Приехавшие дочери поочередно предлагали папе переехать к ним. С такой же просьбой обратились к дяде Лейб и Рива. Но Велвл всем отказал. Сказал, что, может быть, когда-то потом… А пока он занят, будет ждать, когда жена выздоровеет.
Лейб все дни скорби был рядом. Сидел в миньяне[37], утешал близких, а главное – пытался организовать похороны. Но тело Арона не отдали. Где его похоронили, если вообще похоронили, так никто никогда и не узнал. В конце концов все разъехались: дочери к своим семьям, Лейб – в Райгород. Соседи тоже разошлись. Велвл Бронштейн остался один в пустом доме. День и ночь молился. Почти не ел. Ни с кем не общался. Потом перестал выходить из дома и узнавать окружающих.
Через два месяца тихо умер.
Глава 8. «Жить стало лучше, товарищи!..»
После трагедии в дядиной семье Гройсман несколько недель не находил себе места, был подавлен, растерян и, что самое ужасное, не мог работать.
Исторически получилось как-то так, что отношения с дядиными детьми у него не сложились. С двоюродными сестрами он общался мало. Взбалмошный, истеричный Арон был ему малопонятен. А вот дядю и тетю он любил. После погрома, унесшего жизни родителей, дядя стал для него наставником и опорой. Так продолжалось много лет. В последние же годы, когда у Лейба самого появились дети, дядя занял в его картине мира то место, которое и отводится старшим в целом – связующего звена в цепи поколений.
Лейб даже как-то придумал образ этой цепи. Ему представлялся длинный поезд из множества сцепленных друг с другом вагонов-поколений.

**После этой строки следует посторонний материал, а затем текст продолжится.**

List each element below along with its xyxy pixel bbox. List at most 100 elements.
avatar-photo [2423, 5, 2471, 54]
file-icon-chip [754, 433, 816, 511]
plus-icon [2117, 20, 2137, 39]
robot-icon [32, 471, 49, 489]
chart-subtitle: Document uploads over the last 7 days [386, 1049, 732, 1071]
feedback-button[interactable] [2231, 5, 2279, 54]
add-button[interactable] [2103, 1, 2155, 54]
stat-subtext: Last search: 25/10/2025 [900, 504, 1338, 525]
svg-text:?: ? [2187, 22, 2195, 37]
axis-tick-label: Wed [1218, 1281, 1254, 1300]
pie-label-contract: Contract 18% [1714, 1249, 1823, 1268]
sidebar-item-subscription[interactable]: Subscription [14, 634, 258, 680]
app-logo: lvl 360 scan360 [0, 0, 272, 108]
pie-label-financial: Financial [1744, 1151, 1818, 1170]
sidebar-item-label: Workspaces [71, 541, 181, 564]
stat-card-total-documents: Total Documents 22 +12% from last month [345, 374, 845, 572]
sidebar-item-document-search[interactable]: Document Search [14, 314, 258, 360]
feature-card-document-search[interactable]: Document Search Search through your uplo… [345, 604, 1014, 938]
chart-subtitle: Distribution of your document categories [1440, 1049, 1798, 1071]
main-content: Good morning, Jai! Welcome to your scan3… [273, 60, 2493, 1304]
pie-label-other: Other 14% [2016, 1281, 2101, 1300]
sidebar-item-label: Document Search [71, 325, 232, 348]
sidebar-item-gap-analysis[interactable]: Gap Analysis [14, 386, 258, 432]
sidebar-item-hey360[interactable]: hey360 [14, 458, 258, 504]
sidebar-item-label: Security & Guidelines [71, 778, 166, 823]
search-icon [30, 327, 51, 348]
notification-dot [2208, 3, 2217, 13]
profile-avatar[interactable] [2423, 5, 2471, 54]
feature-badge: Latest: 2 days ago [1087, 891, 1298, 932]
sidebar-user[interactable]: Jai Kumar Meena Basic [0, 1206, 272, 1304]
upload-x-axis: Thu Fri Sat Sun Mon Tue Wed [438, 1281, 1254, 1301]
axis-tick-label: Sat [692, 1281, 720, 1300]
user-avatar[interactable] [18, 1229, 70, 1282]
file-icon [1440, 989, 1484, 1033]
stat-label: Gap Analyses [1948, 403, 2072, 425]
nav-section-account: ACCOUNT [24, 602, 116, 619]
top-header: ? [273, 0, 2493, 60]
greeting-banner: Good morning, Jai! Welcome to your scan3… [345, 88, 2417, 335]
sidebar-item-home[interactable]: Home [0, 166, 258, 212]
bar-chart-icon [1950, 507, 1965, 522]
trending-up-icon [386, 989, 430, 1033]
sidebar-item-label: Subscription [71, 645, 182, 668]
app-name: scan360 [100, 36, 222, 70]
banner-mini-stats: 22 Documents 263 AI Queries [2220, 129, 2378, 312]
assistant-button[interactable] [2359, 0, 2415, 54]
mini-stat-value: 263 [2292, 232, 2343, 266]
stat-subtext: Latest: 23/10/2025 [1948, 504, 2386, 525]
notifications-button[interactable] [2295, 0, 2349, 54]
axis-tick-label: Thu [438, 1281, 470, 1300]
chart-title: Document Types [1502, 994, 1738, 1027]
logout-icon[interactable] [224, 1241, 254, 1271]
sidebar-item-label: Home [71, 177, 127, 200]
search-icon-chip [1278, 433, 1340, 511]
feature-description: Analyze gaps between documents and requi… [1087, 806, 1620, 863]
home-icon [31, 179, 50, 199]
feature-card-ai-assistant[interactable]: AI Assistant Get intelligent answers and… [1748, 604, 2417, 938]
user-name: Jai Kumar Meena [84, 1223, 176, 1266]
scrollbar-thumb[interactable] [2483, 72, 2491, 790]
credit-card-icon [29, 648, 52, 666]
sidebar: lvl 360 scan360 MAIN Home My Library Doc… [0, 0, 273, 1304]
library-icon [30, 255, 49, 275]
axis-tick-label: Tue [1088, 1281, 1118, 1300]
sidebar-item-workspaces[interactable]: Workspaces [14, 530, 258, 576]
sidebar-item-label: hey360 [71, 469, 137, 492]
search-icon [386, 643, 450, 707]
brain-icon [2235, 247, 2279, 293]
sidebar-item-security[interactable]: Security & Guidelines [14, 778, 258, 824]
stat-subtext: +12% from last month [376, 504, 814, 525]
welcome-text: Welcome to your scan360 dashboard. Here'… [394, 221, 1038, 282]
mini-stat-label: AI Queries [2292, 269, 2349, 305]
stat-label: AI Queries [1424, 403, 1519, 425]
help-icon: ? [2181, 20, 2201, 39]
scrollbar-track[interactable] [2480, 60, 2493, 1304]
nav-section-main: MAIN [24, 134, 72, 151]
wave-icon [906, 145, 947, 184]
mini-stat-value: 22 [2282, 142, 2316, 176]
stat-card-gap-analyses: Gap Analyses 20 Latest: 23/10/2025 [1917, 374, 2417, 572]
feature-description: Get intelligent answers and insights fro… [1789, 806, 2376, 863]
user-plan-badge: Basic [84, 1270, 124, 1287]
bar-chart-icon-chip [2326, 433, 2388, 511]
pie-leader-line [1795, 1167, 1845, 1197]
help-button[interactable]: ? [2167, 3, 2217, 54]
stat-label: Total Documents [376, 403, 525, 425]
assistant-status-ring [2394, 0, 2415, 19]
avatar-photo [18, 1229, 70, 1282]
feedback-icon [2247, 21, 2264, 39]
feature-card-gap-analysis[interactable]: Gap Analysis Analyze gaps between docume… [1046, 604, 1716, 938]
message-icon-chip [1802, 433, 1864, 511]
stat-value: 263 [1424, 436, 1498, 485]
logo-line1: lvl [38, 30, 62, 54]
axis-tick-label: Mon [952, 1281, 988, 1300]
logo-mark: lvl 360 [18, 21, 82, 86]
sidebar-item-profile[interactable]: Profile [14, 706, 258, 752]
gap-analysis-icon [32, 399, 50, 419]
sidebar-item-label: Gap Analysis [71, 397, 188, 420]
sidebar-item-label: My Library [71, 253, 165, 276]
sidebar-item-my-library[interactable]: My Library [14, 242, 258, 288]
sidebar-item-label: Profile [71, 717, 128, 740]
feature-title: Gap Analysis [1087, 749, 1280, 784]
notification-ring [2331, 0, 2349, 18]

Его поколение – где-то в самом конце поезда. Перед ним много вагонов, и уже позади появились маленькие вагончики. Поезд мчится, ведомый могучим паровозом с машинистом внутри. И машинист этот – как Бог! – сильный, умный, а главное, знающий нечто такое, чего вагоны не знают, да им и знать не положено, – станцию назначения. И у всех в этом поезде свои роли и своя ответственность: у машиниста – управлять движением, у паровоза – быть сильным и тянуть всех за собой, а у вагонов – следовать за паровозом и крепко держаться за тех, кто впереди, и не отпускать тех, кто сзади. И горе поезду, если кто-то в нем не выполняет своих обязанностей. Как говорится, «состав будет расформирован». И те, кто не удержался, отстанут, замедлят ход и в конце концов остановятся. И приедет маневровый и оттащит их, чтоб не мешали, в какой-нибудь тупик на обочине жизни, откуда уже и дороги-то никакой нет. И будут они, одинокие и беззащитные, покрываться ржавчиной и превращаться в тлен…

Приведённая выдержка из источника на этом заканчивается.